PLUS Markets, a recognised investment exchange (RIE) under MiFID, focuses on listing and trading small- to mid-cap stocks and competes with the London Stock Exchange’s Alternative Investment Market (AIM). Brickles argued that in this market segment, PLUS is competing only with the LSE.
The exchange has succeeded in wresting a large amount of market share from the LSE already. In January, for example, it captured 50% of all UK retail trades for the first time since its launch. On the same date, the LSE only had a 47% market share. And the majority of the trading in more than 600 small- and mid-cap firms taken place on PLUS.
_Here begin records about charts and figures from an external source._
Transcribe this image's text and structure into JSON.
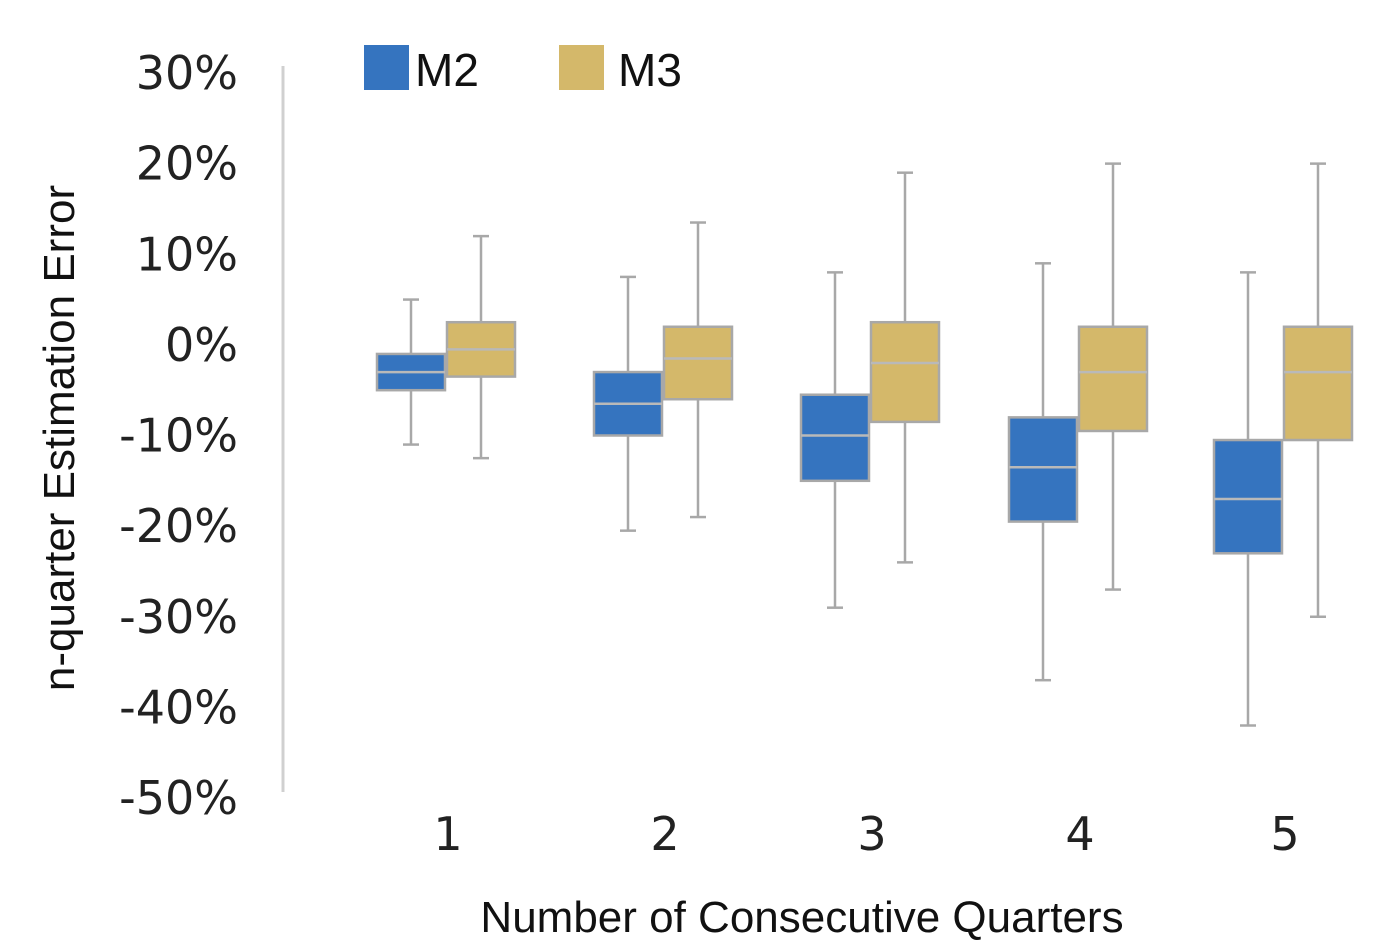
{
  "chart_data": {
    "type": "box",
    "title": "",
    "xlabel": "Number of Consecutive Quarters",
    "ylabel": "n-quarter Estimation Error",
    "categories": [
      "1",
      "2",
      "3",
      "4",
      "5"
    ],
    "ylim": [
      -50,
      30
    ],
    "yticks": [
      30,
      20,
      10,
      0,
      -10,
      -20,
      -30,
      -40,
      -50
    ],
    "ytick_labels": [
      "30%",
      "20%",
      "10%",
      "0%",
      "-10%",
      "-20%",
      "-30%",
      "-40%",
      "-50%"
    ],
    "grid": false,
    "legend_position": "top-left",
    "series": [
      {
        "name": "M2",
        "color": "#3574BF",
        "boxes": [
          {
            "whisker_low": -11,
            "q1": -5,
            "median": -3,
            "q3": -1,
            "whisker_high": 5
          },
          {
            "whisker_low": -20.5,
            "q1": -10,
            "median": -6.5,
            "q3": -3,
            "whisker_high": 7.5
          },
          {
            "whisker_low": -29,
            "q1": -15,
            "median": -10,
            "q3": -5.5,
            "whisker_high": 8
          },
          {
            "whisker_low": -37,
            "q1": -19.5,
            "median": -13.5,
            "q3": -8,
            "whisker_high": 9
          },
          {
            "whisker_low": -42,
            "q1": -23,
            "median": -17,
            "q3": -10.5,
            "whisker_high": 8
          }
        ]
      },
      {
        "name": "M3",
        "color": "#D4B86A",
        "boxes": [
          {
            "whisker_low": -12.5,
            "q1": -3.5,
            "median": -0.5,
            "q3": 2.5,
            "whisker_high": 12
          },
          {
            "whisker_low": -19,
            "q1": -6,
            "median": -1.5,
            "q3": 2,
            "whisker_high": 13.5
          },
          {
            "whisker_low": -24,
            "q1": -8.5,
            "median": -2,
            "q3": 2.5,
            "whisker_high": 19
          },
          {
            "whisker_low": -27,
            "q1": -9.5,
            "median": -3,
            "q3": 2,
            "whisker_high": 20
          },
          {
            "whisker_low": -30,
            "q1": -10.5,
            "median": -3,
            "q3": 2,
            "whisker_high": 20
          }
        ]
      }
    ]
  }
}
And he is convinced PLUS will continue to grab market share in the UK as it adds new features to its trading platform. “We are attracting liquidity already and expect our trading system will become even more compelling over the coming months as we launch a dark order pool, not as an interactive board with our market-making system but as a parallel board, so that market makers can offset their long and short positions and can be encouraged to keep their spreads tighter,” he said.
He also believes that PLUS will be able to attract more liquidity once it is able to trade all AIM securities. It expects to be granted that right soon. “As soon as we get the approval from the FSA, the liquidity will transfer almost overnight,” he said. “PLUS Markets will dominate the trading in the small- and mid-cap area of the London market.”
He added, “The wider electronic connectivity, the dark order pool, and having the bulk of liquidity in small and mid cap is going to suck in more market makers, and wider electronic connectivity is going to attract different types of market makers and liquidity providers.”
Brickles thinks the combination of PLUS’s success so far and the entry of the MTFs is having a big impact on the LSE’s market share in the UK.
“The LSE has lost more than a third of the London market. This isn’t a monopoly that’s going to change in the future, this is a dominant position that is crumbling before our eyes,” he says. “This is before we’ve seen Turquoise and Nasdaq launch, and before we have got the right to compete on a level playing field. If we have the right to trade all AIM securities, we’ll get even more share. Give the other markets a chance and they’ll be eroding that monopolistic position even more too.”